Я увидел суетливую ломаку, которая не знала, как сесть, как повернуться, какие слова сказать, каким смехом смеяться, чтобы понравиться знаменитости.
Эра выбрала пошлейшую роль молитвенно восхищённой дурашки. Сказала, что она семь раз смотрела все фильмы с Карачаровым, что сегодняшний день — самый замечательный в её жизни, она всем подругам расскажет, какое событие произошло с ней; что для неё артисты — особенные люди, люди высшего класса. Она совершенно не представляет себе, как это можно играть столько ролей, откуда взять столько жестов и выражений лица, что он (я) обязательно должен рассказать и показать ей, как он играет, хотя она едва ли поймёт, потому что это особенный талант, редкостное дарование…
И мне стало скучно.
Дело в том, что смена лица не проходит бесследно для психики.

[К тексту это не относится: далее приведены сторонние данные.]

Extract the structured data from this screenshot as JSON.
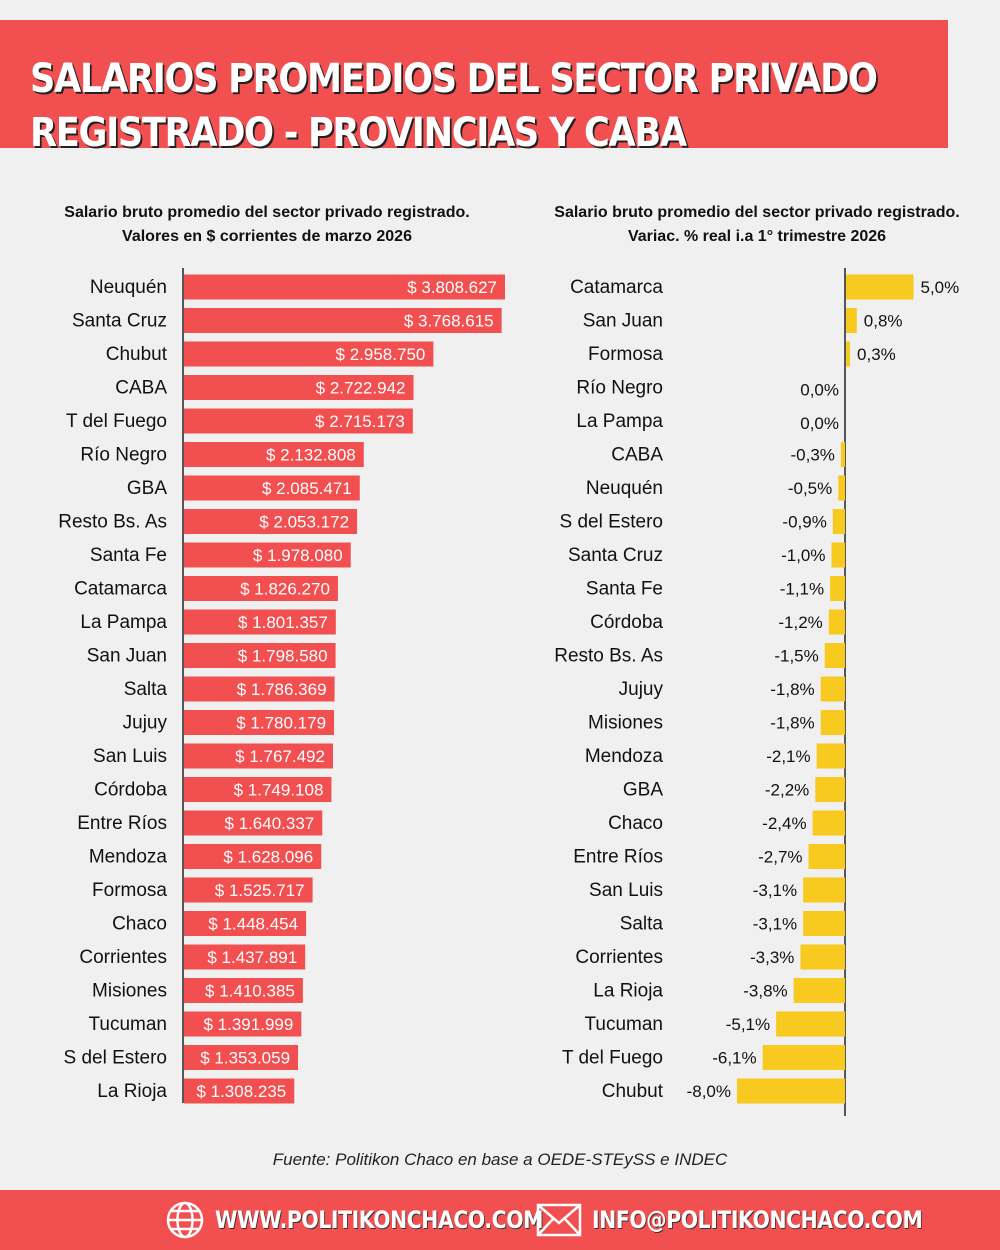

Целую неделю я вживался в образ известного артиста… и вжился немного. Внушил себе, что я труженик, что я мечтаю о шекспировской роли и что я одурел от букетов, записочек, визгливых поклонниц, комплиментов, восторгов, неумеренных и необоснованных похвал. Пришёл к машинистке по делу, роль перепечатать… а тут ещё одна визгливая поклонница.
— Внешность у меня киногеничная, — сказал артист моими губами. — Остальное — опыт. Учат же нас.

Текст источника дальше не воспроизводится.